27.( 1) Because the quadrilateral ABCD is a square, BC=DC( 1 point). DCB=? DCF=90? (2 points), and CF=CE, then △ BCE △ DCF (3 points).
(2) (4 points) △ BCE △ DCF is known from (1), so? CDF=? CBE, what else? CEB=? What about DEG? DGE=? BCE=90? (5 points) because Be is equally divided again? DBC, so GF=GD. (6 points) and O squared the center of ABCD, then OG is the center line of △DBF, so. (7 points)

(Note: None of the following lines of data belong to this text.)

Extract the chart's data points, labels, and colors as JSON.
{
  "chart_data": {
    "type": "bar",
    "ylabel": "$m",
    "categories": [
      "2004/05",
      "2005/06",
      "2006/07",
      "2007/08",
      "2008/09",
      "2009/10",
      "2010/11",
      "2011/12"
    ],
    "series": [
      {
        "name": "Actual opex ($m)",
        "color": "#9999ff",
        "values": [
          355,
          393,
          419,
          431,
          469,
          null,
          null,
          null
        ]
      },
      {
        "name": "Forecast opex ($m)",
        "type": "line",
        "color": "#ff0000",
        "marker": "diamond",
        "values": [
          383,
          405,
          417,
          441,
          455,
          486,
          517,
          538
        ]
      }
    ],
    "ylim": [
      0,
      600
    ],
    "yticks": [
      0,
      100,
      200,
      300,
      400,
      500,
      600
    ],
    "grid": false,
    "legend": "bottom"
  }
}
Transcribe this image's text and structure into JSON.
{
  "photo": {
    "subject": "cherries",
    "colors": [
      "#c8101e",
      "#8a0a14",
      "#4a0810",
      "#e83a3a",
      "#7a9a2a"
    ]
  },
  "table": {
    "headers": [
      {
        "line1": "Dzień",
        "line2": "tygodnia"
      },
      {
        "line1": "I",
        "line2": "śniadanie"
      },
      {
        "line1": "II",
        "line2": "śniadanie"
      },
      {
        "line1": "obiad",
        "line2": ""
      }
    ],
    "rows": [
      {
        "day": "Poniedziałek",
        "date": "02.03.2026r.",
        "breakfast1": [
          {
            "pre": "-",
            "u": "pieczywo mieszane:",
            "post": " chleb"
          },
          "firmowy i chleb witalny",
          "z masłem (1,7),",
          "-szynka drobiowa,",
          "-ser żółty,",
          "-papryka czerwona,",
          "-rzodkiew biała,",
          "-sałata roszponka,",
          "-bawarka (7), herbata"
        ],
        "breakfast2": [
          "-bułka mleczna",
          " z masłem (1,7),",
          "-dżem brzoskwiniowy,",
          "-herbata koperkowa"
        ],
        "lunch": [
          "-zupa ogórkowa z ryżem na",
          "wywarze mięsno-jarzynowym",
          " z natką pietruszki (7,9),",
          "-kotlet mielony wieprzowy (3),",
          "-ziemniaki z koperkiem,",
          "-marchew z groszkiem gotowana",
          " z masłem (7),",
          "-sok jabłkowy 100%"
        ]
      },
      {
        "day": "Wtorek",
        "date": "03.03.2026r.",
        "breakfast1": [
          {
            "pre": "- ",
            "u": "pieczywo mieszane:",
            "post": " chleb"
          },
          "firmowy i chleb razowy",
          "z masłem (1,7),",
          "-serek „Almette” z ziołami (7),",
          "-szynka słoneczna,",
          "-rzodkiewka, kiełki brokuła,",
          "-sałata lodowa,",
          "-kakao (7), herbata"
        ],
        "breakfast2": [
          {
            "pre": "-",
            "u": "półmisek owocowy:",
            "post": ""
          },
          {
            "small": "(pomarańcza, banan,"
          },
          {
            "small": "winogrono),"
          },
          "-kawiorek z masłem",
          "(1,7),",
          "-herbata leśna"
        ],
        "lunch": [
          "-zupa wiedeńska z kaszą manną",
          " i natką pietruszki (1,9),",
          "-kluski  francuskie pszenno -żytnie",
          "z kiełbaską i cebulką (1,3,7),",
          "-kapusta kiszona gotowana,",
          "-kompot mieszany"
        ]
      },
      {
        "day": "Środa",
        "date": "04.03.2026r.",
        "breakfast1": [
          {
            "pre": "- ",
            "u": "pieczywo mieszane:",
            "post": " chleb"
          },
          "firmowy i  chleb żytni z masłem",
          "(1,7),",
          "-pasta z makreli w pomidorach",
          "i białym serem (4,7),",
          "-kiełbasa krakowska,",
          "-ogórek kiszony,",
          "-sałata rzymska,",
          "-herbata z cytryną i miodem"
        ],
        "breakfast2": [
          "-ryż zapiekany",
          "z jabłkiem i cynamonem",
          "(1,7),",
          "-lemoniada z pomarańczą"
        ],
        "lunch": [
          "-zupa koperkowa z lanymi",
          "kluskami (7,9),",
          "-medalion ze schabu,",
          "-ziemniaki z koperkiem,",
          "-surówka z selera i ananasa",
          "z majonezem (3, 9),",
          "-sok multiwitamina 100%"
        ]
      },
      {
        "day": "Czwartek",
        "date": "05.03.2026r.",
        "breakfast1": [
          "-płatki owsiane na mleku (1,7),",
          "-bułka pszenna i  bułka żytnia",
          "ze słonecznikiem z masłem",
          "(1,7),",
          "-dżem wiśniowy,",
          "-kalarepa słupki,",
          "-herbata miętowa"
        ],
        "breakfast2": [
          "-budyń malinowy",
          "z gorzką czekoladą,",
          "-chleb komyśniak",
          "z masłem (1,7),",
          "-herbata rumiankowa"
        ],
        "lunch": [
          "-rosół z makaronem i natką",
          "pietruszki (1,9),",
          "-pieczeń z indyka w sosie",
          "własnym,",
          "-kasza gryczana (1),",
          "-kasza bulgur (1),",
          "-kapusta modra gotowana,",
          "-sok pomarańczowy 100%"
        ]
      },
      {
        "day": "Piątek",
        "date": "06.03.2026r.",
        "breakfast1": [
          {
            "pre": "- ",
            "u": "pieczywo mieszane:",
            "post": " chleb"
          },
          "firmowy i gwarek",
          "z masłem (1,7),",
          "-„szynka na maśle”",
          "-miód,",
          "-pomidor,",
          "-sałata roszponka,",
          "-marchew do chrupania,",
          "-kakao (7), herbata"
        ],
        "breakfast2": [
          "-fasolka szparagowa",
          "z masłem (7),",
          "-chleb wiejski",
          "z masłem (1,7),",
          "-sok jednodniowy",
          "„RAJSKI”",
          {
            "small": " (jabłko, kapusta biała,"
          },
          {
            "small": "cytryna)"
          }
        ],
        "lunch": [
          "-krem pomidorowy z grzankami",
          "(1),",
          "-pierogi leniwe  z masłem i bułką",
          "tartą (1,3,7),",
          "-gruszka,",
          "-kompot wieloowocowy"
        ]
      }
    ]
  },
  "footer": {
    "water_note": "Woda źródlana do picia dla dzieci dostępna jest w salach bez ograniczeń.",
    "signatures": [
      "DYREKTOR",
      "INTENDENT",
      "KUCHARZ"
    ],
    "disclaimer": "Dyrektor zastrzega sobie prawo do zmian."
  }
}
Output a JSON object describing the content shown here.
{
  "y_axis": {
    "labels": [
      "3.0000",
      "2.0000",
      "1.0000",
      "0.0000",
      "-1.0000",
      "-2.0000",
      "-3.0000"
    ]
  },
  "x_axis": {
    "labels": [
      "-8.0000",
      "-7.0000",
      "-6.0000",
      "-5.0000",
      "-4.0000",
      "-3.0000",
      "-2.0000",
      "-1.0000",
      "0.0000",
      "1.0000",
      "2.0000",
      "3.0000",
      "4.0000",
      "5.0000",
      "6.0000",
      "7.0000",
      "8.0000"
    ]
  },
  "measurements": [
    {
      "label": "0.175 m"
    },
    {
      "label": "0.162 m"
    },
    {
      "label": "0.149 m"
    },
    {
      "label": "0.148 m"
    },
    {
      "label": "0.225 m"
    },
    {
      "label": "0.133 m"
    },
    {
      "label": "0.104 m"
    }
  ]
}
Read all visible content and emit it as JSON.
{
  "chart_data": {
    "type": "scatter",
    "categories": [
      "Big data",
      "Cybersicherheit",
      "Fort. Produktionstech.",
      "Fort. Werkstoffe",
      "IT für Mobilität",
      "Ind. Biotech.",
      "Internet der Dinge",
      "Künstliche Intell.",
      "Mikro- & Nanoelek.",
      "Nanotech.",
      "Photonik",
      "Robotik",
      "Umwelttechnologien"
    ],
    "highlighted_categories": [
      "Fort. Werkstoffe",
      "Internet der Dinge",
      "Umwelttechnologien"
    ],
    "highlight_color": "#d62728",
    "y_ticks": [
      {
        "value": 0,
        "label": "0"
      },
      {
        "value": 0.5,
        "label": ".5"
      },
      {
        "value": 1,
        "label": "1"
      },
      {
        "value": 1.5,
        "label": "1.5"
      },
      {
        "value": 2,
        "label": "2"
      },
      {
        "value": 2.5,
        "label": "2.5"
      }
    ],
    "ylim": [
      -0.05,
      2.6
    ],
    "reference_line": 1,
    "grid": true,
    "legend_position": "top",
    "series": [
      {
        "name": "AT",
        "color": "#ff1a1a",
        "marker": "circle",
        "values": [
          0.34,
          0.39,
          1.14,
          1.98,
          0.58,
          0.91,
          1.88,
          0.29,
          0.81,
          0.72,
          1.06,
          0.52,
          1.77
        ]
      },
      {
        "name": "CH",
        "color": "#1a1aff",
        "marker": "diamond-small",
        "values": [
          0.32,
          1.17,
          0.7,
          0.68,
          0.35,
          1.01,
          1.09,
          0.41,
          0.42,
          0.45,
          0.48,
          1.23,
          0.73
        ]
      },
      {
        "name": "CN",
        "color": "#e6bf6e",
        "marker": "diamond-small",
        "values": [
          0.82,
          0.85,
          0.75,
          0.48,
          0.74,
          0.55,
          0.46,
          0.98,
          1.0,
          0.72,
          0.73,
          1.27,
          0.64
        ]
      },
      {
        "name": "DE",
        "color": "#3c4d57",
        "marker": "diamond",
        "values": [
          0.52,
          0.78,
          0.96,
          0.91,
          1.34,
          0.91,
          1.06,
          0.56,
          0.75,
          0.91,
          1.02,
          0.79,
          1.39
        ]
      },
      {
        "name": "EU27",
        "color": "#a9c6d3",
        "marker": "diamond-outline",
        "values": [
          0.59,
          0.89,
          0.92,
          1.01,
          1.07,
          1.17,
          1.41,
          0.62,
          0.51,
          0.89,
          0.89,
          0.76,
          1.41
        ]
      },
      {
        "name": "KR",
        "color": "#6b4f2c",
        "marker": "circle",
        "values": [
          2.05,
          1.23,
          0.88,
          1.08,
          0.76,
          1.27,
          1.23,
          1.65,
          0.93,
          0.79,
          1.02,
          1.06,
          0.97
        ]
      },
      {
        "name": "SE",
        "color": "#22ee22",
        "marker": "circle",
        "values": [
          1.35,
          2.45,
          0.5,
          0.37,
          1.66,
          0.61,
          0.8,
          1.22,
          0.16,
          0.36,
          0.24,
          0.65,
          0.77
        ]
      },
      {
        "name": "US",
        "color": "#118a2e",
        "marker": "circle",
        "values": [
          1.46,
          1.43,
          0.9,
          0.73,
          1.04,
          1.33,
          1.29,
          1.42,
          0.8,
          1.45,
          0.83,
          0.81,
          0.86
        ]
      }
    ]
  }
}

28. Solution: (1) substitute X =-2, Y = 4 to get 4=-2m, m=-2( 1), (2).
(2) Replace Y = 2x with x=-4, and Y =-8b (-4, -8) (3 points).
Because the straight line passes through a (-2,4) and b (-4,8).
So k=6, b= 16 y=6x+ 16, (5 points, find a value of k and b for 1 minute).
Let AB and X axis intersect at point C, at y=6x+ 16, let y=0, and x= (6 points) is obtained.
S△ABO= S△ACO +S△BCO= (8 points) (ladder division reference score)
29. Solution: (1) ① (1); 30(2 points)
(2) let Y have =k 1x+ b and Y have =k2x, and get (3 points) b=30(4 points) (5 points).
Therefore, the analytical formula is y = 0.1x+30; Y none = 0.2x 。
(3) If Y has =y has nothing, then 0.2x=0. 1x+30, and the solution is x = 300.
When x=300, y=60. (6 points)
Therefore, it can be seen from the figure that when the call time is less than 300 minutes, it is economical to choose the call mode ② (7 points); When the call time exceeds 300 minutes, it is more economical to choose the call mode ① (8 minutes).